As of 2020, for instance, a little over 80% of the population is able to use Mandarin. China hopes that the entire billion-something population will be able to use it functionally by 2035. 

This is known as language shift, slow but persistent progress with Mandarin being fed everywhere, every day. Whether they want it or not, everyone in China will eventually speak Mandarin. 

To help spread Mandarin, China has implemented it everywhere. It is the language of the media, best represented by radio, TV, and newspapers. Ads on buses and signs on the streets and at train stations are in Mandarin. It is used and taught to students at schools from a young age as well. 

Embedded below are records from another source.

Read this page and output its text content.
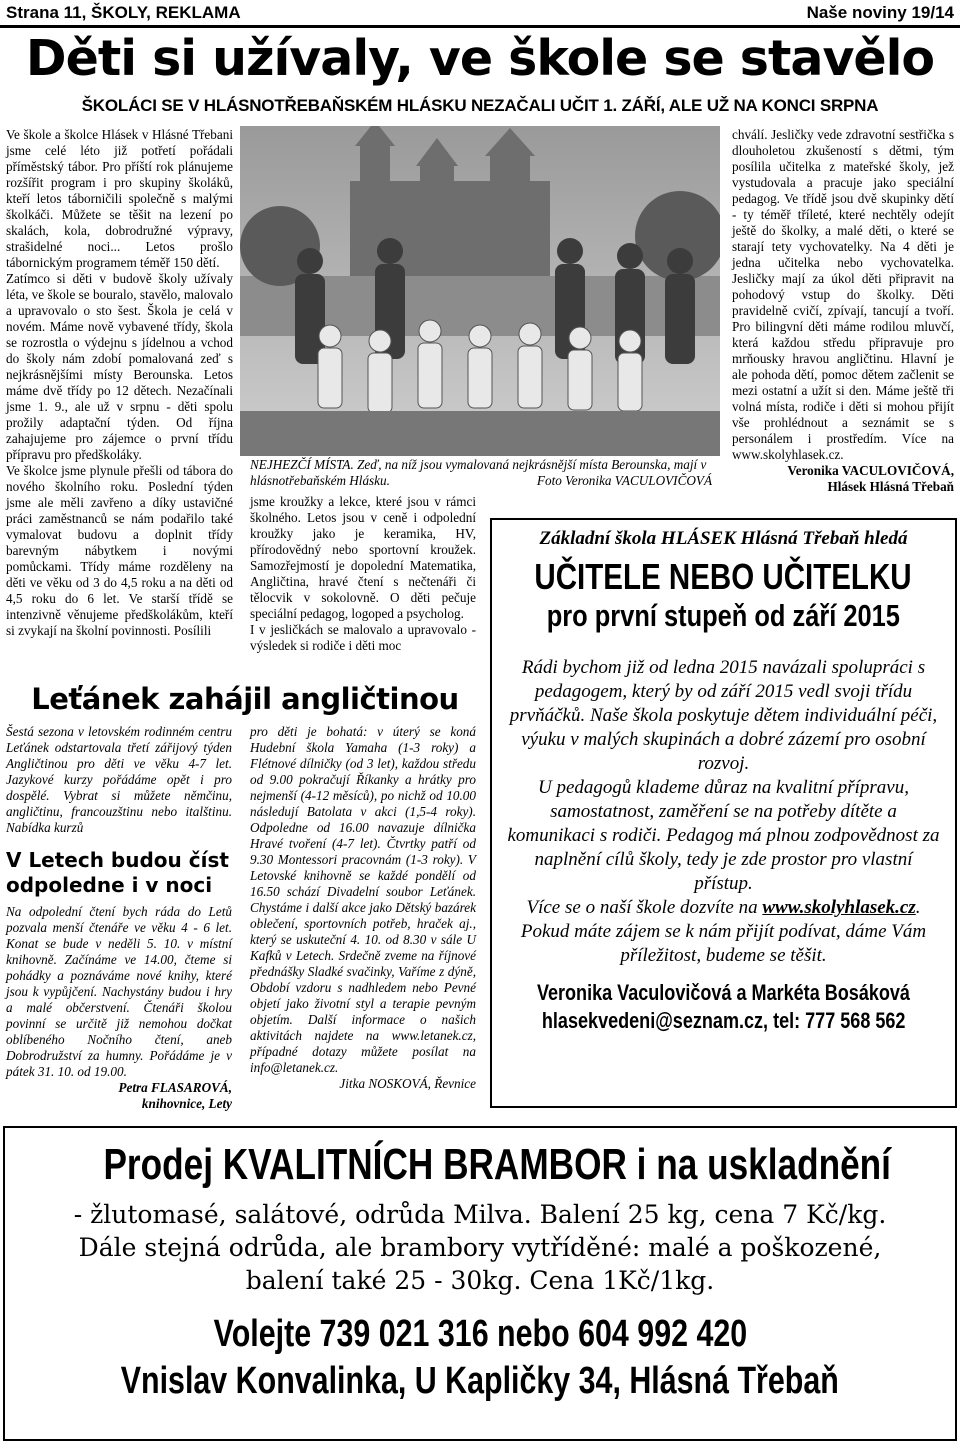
Strana 11, ŠKOLY, REKLAMA	Naše noviny 19/14
Děti si užívaly, ve škole se stavělo
ŠKOLÁCI SE V HLÁSNOTŘEBAŇSKÉM HLÁSKU NEZAČALI UČIT 1. ZÁŘÍ, ALE UŽ NA KONCI SRPNA

Ve škole a školce Hlásek v Hlásné Třebani jsme celé léto již potřetí pořádali příměstský tábor. Pro příští rok plánujeme rozšířit program i pro skupiny školáků, kteří letos táborničili společně s malými školkáči. Můžete se těšit na lezení po skalách, kola, dobrodružné výpravy, strašidelné noci... Letos prošlo tábornickým programem téměř 150 dětí.

Zatímco si děti v budově školy užívaly léta, ve škole se bouralo, stavělo, malovalo a upravovalo o sto šest. Škola je celá v novém. Máme nově vybavené třídy, škola se rozrostla o výdejnu s jídelnou a vchod do školy nám zdobí pomalovaná zeď s nejkrásnějšími místy Berounska. Letos máme dvě třídy po 12 dětech. Nezačínali jsme 1. 9., ale už v srpnu - děti spolu prožily adaptační týden. Od října zahajujeme pro zájemce o první třídu přípravu pro předškoláky.

Ve školce jsme plynule přešli od tábora do nového školního roku. Poslední týden jsme ale měli zavřeno a díky ustavičné práci zaměstnanců se nám podařilo také vymalovat budovu a doplnit třídy barevným nábytkem i novými pomůckami. Třídy máme rozděleny na děti ve věku od 3 do 4,5 roku a na děti od 4,5 roku do 6 let. Ve starší třídě se intenzivně věnujeme předškolákům, kteří si zvykají na školní povinnosti. Posílili

NEJHEZČÍ MÍSTA. Zeď, na níž jsou vymalovaná nejkrásnější místa Berounska, mají v hlásnotřebaňském Hlásku.	Foto Veronika VACULOVIČOVÁ

jsme kroužky a lekce, které jsou v rámci školného. Letos jsou v ceně i odpolední kroužky jako je keramika, HV, přírodovědný nebo sportovní kroužek. Samozřejmostí je dopolední Matematika, Angličtina, hravé čtení s nečtenáři či tělocvik v sokolovně. O děti pečuje speciální pedagog, logoped a psycholog.

I v jesličkách se malovalo a upravovalo - výsledek si rodiče i děti moc

chválí. Jesličky vede zdravotní sestřička s dlouholetou zkušeností s dětmi, tým posílila učitelka z mateřské školy, jež vystudovala a pracuje jako speciální pedagog. Ve třídě jsou dvě skupinky dětí - ty téměř tříleté, které nechtěly odejít ještě do školky, a malé děti, o které se starají tety vychovatelky. Na 4 děti je jedna učitelka nebo vychovatelka. Jesličky mají za úkol děti připravit na pohodový vstup do školky. Děti pravidelně cvičí, zpívají, tancují a tvoří. Pro bilingvní děti máme rodilou mluvčí, která každou středu připravuje pro mrňousky hravou angličtinu. Hlavní je ale pohoda dětí, pomoc dětem začlenit se mezi ostatní a užít si den. Máme ještě tři volná místa, rodiče i děti si mohou přijít vše prohlédnout a seznámit se s personálem i prostředím. Více na www.skolyhlasek.cz.

Veronika VACULOVIČOVÁ,

Hlásek Hlásná Třebaň

Leťánek zahájil angličtinou
Šestá sezona v letovském rodinném centru Leťánek odstartovala třetí zářijový týden Angličtinou pro děti ve věku 4-7 let. Jazykové kurzy pořádáme opět i pro dospělé. Vybrat si můžete němčinu, angličtinu, francouzštinu nebo italštinu. Nabídka kurzů
pro děti je bohatá: v úterý se koná Hudební škola Yamaha (1-3 roky) a Flétnové dílničky (od 3 let), každou středu od 9.00 pokračují Říkanky a hrátky pro nejmenší (4-12 měsíců), po nichž od 10.00 následují Batolata v akci (1,5-4 roky). Odpoledne od 16.00 navazuje dílnička Hravé tvoření (4-7 let). Čtvrtky patří od 9.30 Montessori pracovnám (1-3 roky). V Letovské knihovně se každé pondělí od 16.50 schází Divadelní soubor Leťánek. Chystáme i další akce jako Dětský bazárek oblečení, sportovních potřeb, hraček aj., který se uskuteční 4. 10. od 8.30 v sále U Kafků v Letech. Srdečně zveme na říjnové přednášky Sladké svačinky, Vaříme z dýně, Období vzdoru s nadhledem nebo Pevné objetí jako životní styl a terapie pevným objetím. Další informace o našich aktivitách najdete na www.letanek.cz, případné dotazy můžete posílat na info@letanek.cz.
Jitka NOSKOVÁ, Řevnice
V Letech budou číst
odpoledne i v noci
Na odpolední čtení bych ráda do Letů pozvala menší čtenáře ve věku 4 - 6 let. Konat se bude v neděli 5. 10. v místní knihovně. Začínáme ve 14.00, čteme si pohádky a poznáváme nové knihy, které jsou k vypůjčení. Nachystány budou i hry a malé občerstvení. Čtenáři školou povinní se určitě již nemohou dočkat oblíbeného Nočního čtení, aneb Dobrodružství za humny. Pořádáme je v pátek 31. 10. od 19.00.
Petra FLASAROVÁ,
knihovnice, Lety
Základní škola HLÁSEK Hlásná Třebaň hledá
UČITELE NEBO UČITELKU
pro první stupeň od září 2015
Rádi bychom již od ledna 2015 navázali spolupráci s pedagogem, který by od září 2015 vedl svoji třídu prvňáčků. Naše škola poskytuje dětem individuální péči, výuku v malých skupinách a dobré zázemí pro osobní rozvoj.
U pedagogů klademe důraz na kvalitní přípravu, samostatnost, zaměření se na potřeby dítěte a komunikaci s rodiči. Pedagog má plnou zodpovědnost za naplnění cílů školy, tedy je zde prostor pro vlastní přístup.
Více se o naší škole dozvíte na www.skolyhlasek.cz. Pokud máte zájem se k nám přijít podívat, dáme Vám příležitost, budeme se těšit.
Veronika Vaculovičová a Markéta Bosáková
hlasekvedeni@seznam.cz, tel: 777 568 562
Prodej KVALITNÍCH BRAMBOR i na uskladnění
- žlutomasé, salátové, odrůda Milva. Balení 25 kg, cena 7 Kč/kg.
Dále stejná odrůda, ale brambory vytříděné: malé a poškozené,
balení také 25 - 30kg. Cena 1Kč/1kg.
Volejte 739 021 316 nebo 604 992 420
Vnislav Konvalinka, U Kapličky 34, Hlásná Třebaň
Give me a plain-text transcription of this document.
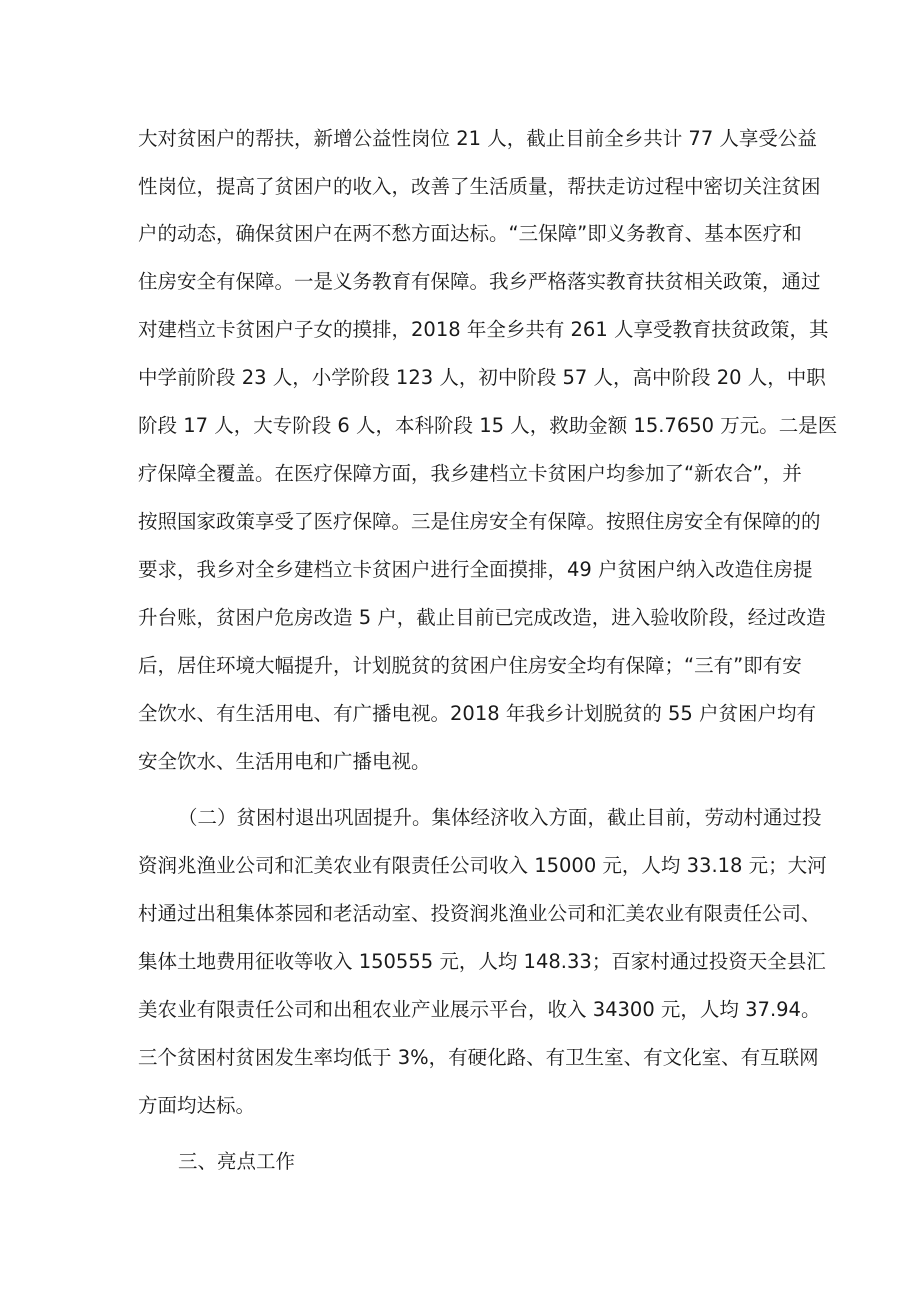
大对贫困户的帮扶，新增公益性岗位 21 人，截止目前全乡共计 77 人享受公益
性岗位，提高了贫困户的收入，改善了生活质量，帮扶走访过程中密切关注贫困
户的动态，确保贫困户在两不愁方面达标。“三保障”即义务教育、基本医疗和
住房安全有保障。一是义务教育有保障。我乡严格落实教育扶贫相关政策，通过
对建档立卡贫困户子女的摸排，2018 年全乡共有 261 人享受教育扶贫政策，其
中学前阶段 23 人，小学阶段 123 人，初中阶段 57 人，高中阶段 20 人，中职
阶段 17 人，大专阶段 6 人，本科阶段 15 人，救助金额 15.7650 万元。二是医
疗保障全覆盖。在医疗保障方面，我乡建档立卡贫困户均参加了“新农合”，并
按照国家政策享受了医疗保障。三是住房安全有保障。按照住房安全有保障的的
要求，我乡对全乡建档立卡贫困户进行全面摸排，49 户贫困户纳入改造住房提
升台账，贫困户危房改造 5 户，截止目前已完成改造，进入验收阶段，经过改造
后，居住环境大幅提升，计划脱贫的贫困户住房安全均有保障；“三有”即有安
全饮水、有生活用电、有广播电视。2018 年我乡计划脱贫的 55 户贫困户均有
安全饮水、生活用电和广播电视。
（二）贫困村退出巩固提升。集体经济收入方面，截止目前，劳动村通过投
资润兆渔业公司和汇美农业有限责任公司收入 15000 元，人均 33.18 元；大河
村通过出租集体茶园和老活动室、投资润兆渔业公司和汇美农业有限责任公司、
集体土地费用征收等收入 150555 元，人均 148.33；百家村通过投资天全县汇
美农业有限责任公司和出租农业产业展示平台，收入 34300 元，人均 37.94。
三个贫困村贫困发生率均低于 3%，有硬化路、有卫生室、有文化室、有互联网
方面均达标。
三、亮点工作
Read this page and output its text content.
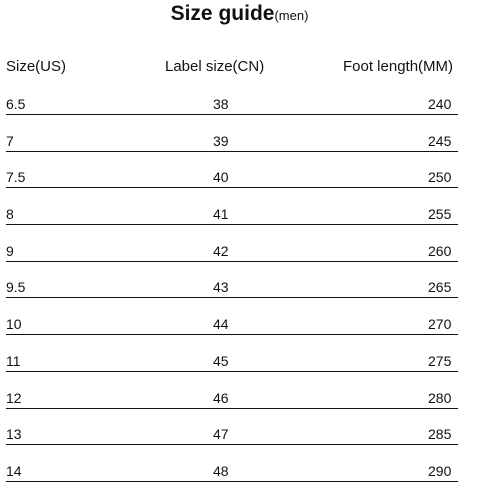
Size guide(men)
Size(US)	Label size(CN)	Foot length(MM)
6.5	38	240
7	39	245
7.5	40	250
8	41	255
9	42	260
9.5	43	265
10	44	270
11	45	275
12	46	280
13	47	285
14	48	290
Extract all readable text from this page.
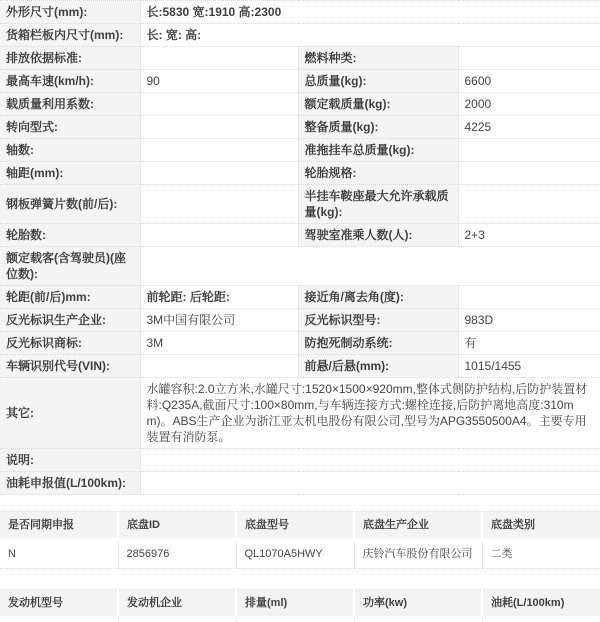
外形尺寸(mm):	长:5830 宽:1910 高:2300		
货箱栏板内尺寸(mm):	长: 宽: 高:		
排放依据标准:		燃料种类:	
最高车速(km/h):	90	总质量(kg):	6600
载质量利用系数:		额定载质量(kg):	2000
转向型式:		整备质量(kg):	4225
轴数:		准拖挂车总质量(kg):	
轴距(mm):		轮胎规格:	
钢板弹簧片数(前/后):		半挂车鞍座最大允许承载质量(kg):	
轮胎数:		驾驶室准乘人数(人):	2+3
额定载客(含驾驶员)(座位数):			
轮距(前/后)mm:	前轮距: 后轮距:	接近角/离去角(度):	
反光标识生产企业:	3M中国有限公司	反光标识型号:	983D
反光标识商标:	3M	防抱死制动系统:	有
车辆识别代号(VIN):		前悬/后悬(mm):	1015/1455
其它:	水罐容积:2.0立方米,水罐尺寸:1520×1500×920mm,整体式侧防护结构,后防护装置材料:Q235A,截面尺寸:100×80mm,与车辆连接方式:螺栓连接,后防护离地高度:310mm)。ABS生产企业为浙江亚太机电股份有限公司,型号为APG3550500A4。主要专用装置有消防泵。		
说明:			
油耗申报值(L/100km):			
是否同期申报	底盘ID	底盘型号	底盘生产企业	底盘类别
N	2856976	QL1070A5HWY	庆铃汽车股份有限公司	二类
发动机型号	发动机企业	排量(ml)	功率(kw)	油耗(L/100km)
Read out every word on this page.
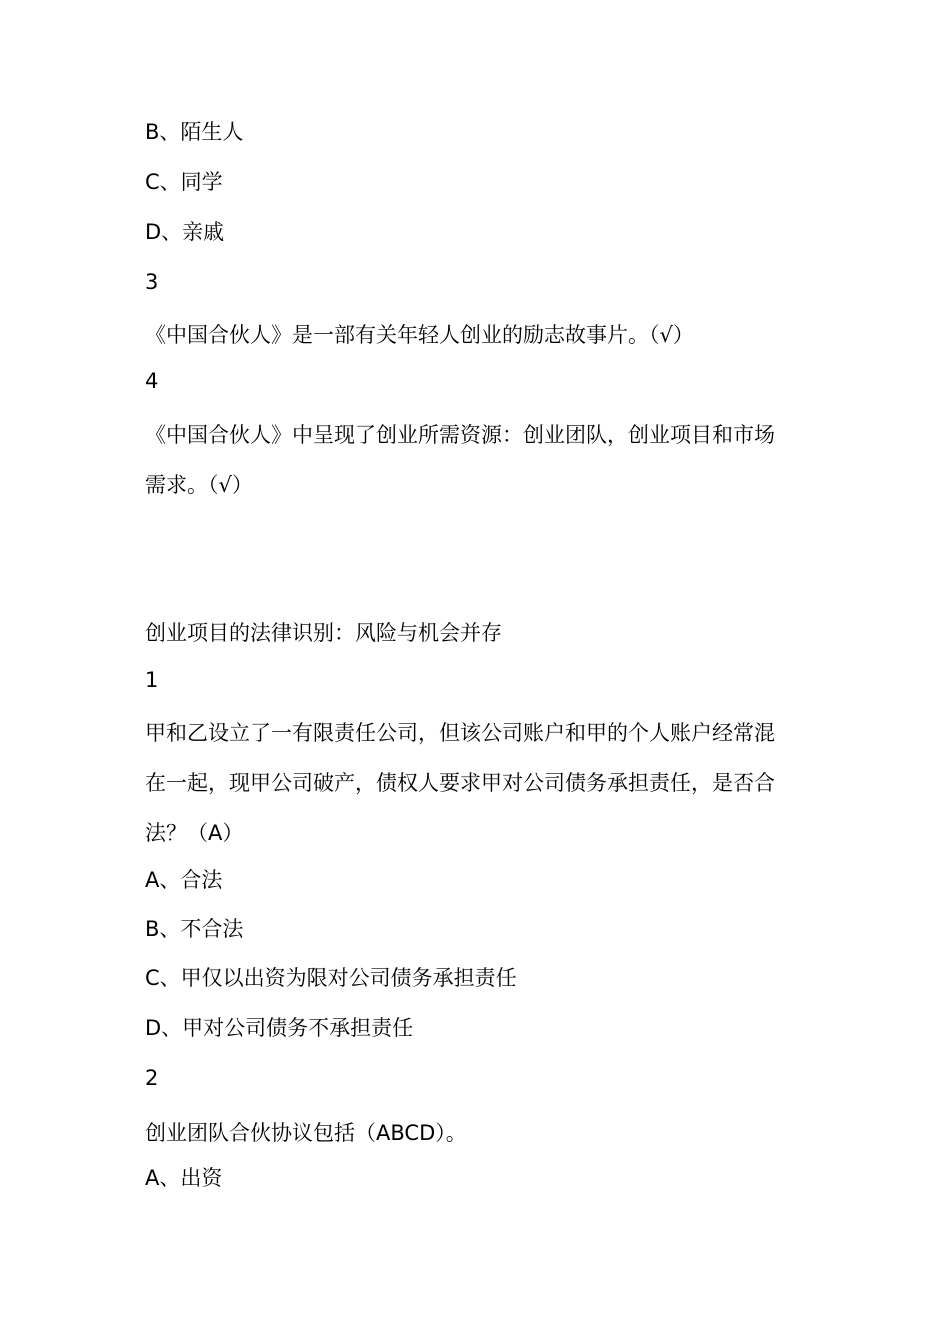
B、陌生人
C、同学
D、亲戚
3
《中国合伙人》是一部有关年轻人创业的励志故事片。（√）
4
《中国合伙人》中呈现了创业所需资源：创业团队，创业项目和市场
需求。（√）
创业项目的法律识别：风险与机会并存
1
甲和乙设立了一有限责任公司，但该公司账户和甲的个人账户经常混
在一起，现甲公司破产，债权人要求甲对公司债务承担责任，是否合
法？（A）
A、合法
B、不合法
C、甲仅以出资为限对公司债务承担责任
D、甲对公司债务不承担责任
2
创业团队合伙协议包括（ABCD）。
A、出资
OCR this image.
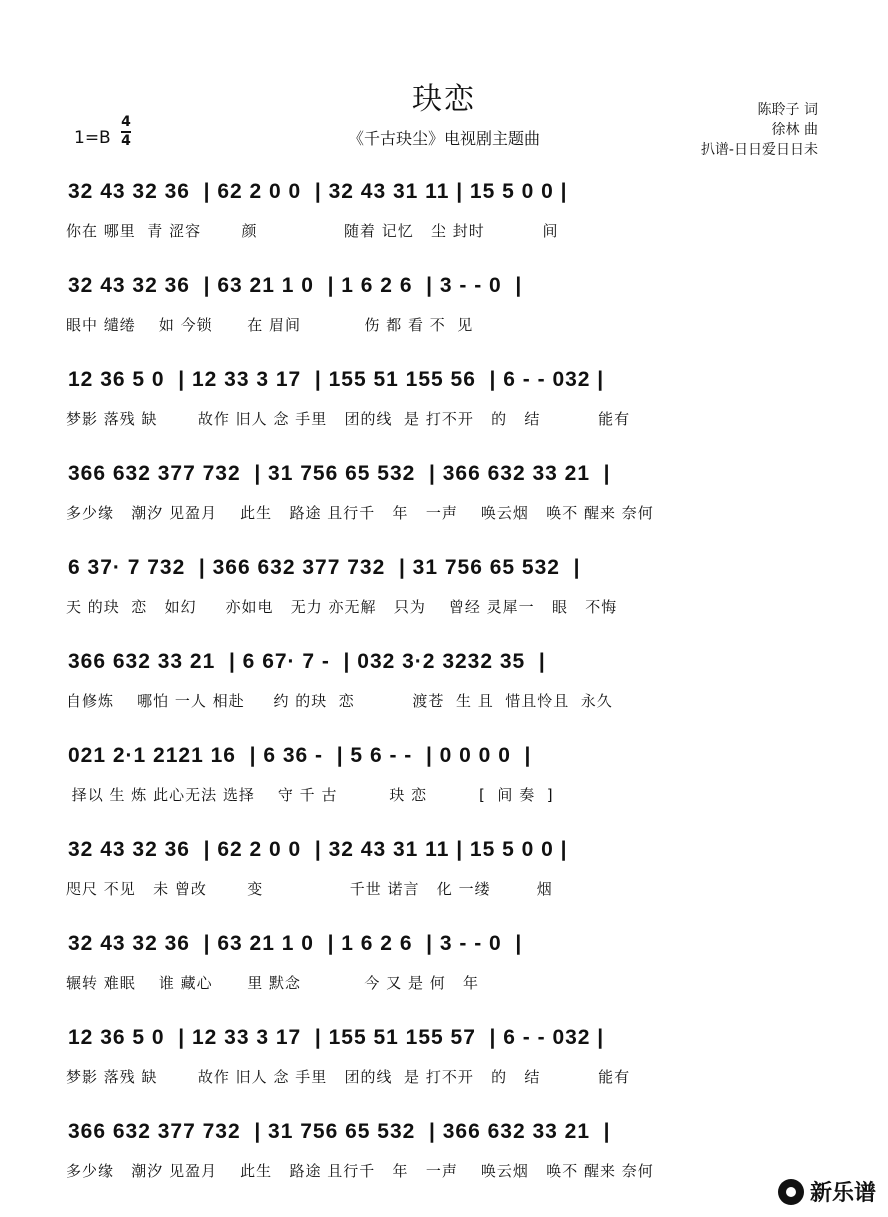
玦恋
1=B
4
4	《千古玦尘》电视剧主题曲
陈聆子 词
徐林 曲
扒谱-日日爱日日未
32 43 32 36  | 62 2 0 0  | 32 43 31 11 | 15 5 0 0 |
你在 哪里  青 涩容       颜               随着 记忆   尘 封时          间
32 43 32 36  | 63 21 1 0  | 1 6 2 6  | 3 - - 0  |
眼中 缱绻    如 今锁      在 眉间           伤 都 看 不  见
12 36 5 0  | 12 33 3 17  | 155 51 155 56  | 6 - - 032 |
梦影 落残 缺       故作 旧人 念 手里   团的线  是 打不开   的   结          能有
366 632 377 732  | 31 756 65 532  | 366 632 33 21  |
多少缘   潮汐 见盈月    此生   路途 且行千   年   一声    唤云烟   唤不 醒来 奈何
6 37· 7 732  | 366 632 377 732  | 31 756 65 532  |
天 的玦  恋   如幻     亦如电   无力 亦无解   只为    曾经 灵犀一   眼   不悔
366 632 33 21  | 6 67· 7 -  | 032 3·2 3232 35  |
自修炼    哪怕 一人 相赴     约 的玦  恋          渡苍  生 且  惜且怜且  永久
021 2·1 2121 16  | 6 36 -  | 5 6 - -  | 0 0 0 0  |
择以 生 炼 此心无法 选择    守 千 古         玦 恋         [  间 奏  ]
32 43 32 36  | 62 2 0 0  | 32 43 31 11 | 15 5 0 0 |
咫尺 不见   未 曾改       变               千世 诺言   化 一缕        烟
32 43 32 36  | 63 21 1 0  | 1 6 2 6  | 3 - - 0  |
辗转 难眠    谁 藏心      里 默念           今 又 是 何   年
12 36 5 0  | 12 33 3 17  | 155 51 155 57  | 6 - - 032 |
梦影 落残 缺       故作 旧人 念 手里   团的线  是 打不开   的   结          能有
366 632 377 732  | 31 756 65 532  | 366 632 33 21  |
多少缘   潮汐 见盈月    此生   路途 且行千   年   一声    唤云烟   唤不 醒来 奈何
新乐谱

Mandarin is also used at universities and at work. In some sectors, getting a high score on the Putonghua Proficiency Test—this is the Chinese test equivalent to IELTS—is mandatory to get a job.

Common tongue

Now, one might ask, what about the 300 local dialects? Were they prohibited? Well, not in a direct, deliberate way. But it does not take a genius to understand that standardising one single language will lead to the extinction of most, if not all, the others in the long term.

That is why the government has widely referred to Mandarin as the common tongue rather than the standard language. They are trying to convince minorities that Mandarin is not forced upon them by the majority. Instead, it is a way to unify the entire population, no matter how different they are, under one language. 

Yet, there has been unrest regarding this very concern over the past few decades. Some ethnic minorities in China are strongly resisting the gradual, inevitable disappearance of their local dialects. The death of a dialect is not just one language disappearing but the entire identity and culture of those who speak it. 

How can this happen, you are asking? 

Well, a new standard language surely does not contain much of the regional vocabulary. So when such vocabulary gets gradually out of use and eventually disappears, the things they represent will disappear as well. This means entire cultures and identities will die out. 

Conclusion

Here, we get to the end of today’s journey, where we had a little glimpse of the amazing Chinese language.

In this article, we demonstrated some hopefully interesting facts about Chinese. We learned about the different stages the language has gone through, and how developed it got in each one of them. 

Then we looked into the many diverse dialects, how they evolved, and in what way they, along with the establishment of modern China, have led to the development of the standard language, or Mandarin.

We also learned a little about how China has been encouraging people to learn and communicate in the new standardised language.